I prefer light and special summer quilts for sleeping
As soon as summer comes, you must remember to leave put aside the thick winter duvets to change them for lighter models. Sleeping in a light duvet prevents you from having to deal with heavy sweating at night, which can prevent you from falling asleep. In this regard, you can opt for down duvets, which are more breathable than synthetic duvets.
Designed for en Summer, these quilts are very light and promote comfort during sleep. Lighter than winter duvets, its down filling ensures air circulation and prevents sweating. They also have a naturally breathable cotton cover. Thanks to the breathability of their cotton fabric, they have an anti-perspiration effect and offer the softness you need to sleep well despite the summer heat.
Avoid them before going to bed arousing
Stimulants are known enemies of sleep quality. Therefore, it is necessary to prohibit them in summer, at the risk of ending insomnia and an overwhelming state of fatigue upon waking. Between them you have coffee and tea. Due to the caffeine they contain, they make it difficult to fall asleep. Similarly, sodas that contain a high proportion of caffeine should be avoided at night if you want to sleep well.

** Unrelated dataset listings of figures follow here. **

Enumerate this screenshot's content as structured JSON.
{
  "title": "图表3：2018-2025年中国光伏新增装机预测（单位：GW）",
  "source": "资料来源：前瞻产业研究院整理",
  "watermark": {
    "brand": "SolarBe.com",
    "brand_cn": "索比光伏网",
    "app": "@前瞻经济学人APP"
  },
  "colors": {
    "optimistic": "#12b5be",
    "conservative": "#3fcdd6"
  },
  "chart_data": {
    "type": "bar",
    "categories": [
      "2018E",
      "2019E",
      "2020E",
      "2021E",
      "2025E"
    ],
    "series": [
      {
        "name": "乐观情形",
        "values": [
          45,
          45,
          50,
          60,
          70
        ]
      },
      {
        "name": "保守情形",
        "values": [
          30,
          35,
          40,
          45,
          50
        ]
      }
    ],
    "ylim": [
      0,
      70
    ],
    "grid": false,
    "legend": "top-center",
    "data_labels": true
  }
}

Chocolate is also on the list due to the alkaloids it contains and which are stimulating. Certain medications, drugs, or antidepressants are also not recommended at night due to their stimulating effect. Also, limit foods that are too sweet, which can cause an energy boost and prevent you from falling asleep easily at the right time.
By the way, although one may have some doubt, alcohol is still prohibited. It certainly causes rapid sleep, but it does alter the quality of sleep. In fact, it reduces the paradoxical sleep time. Therefore, enjoying a restful sleep should be avoided. The same goes for certain foods such as oatmeal, spices, or dishes high in fat and carbohydrates. Difficult to digest, they delay falling asleep.
Therefore, the rule of thumb is to eat lightly and avoid stimulants after 4pm. or even after 2 p.m. more sensitive. Also, avoid using bright screens before sleeping: television, computer, phone and tablet. In fact, exposure to light from these screens disrupts the production of melatonin, the sleep hormone.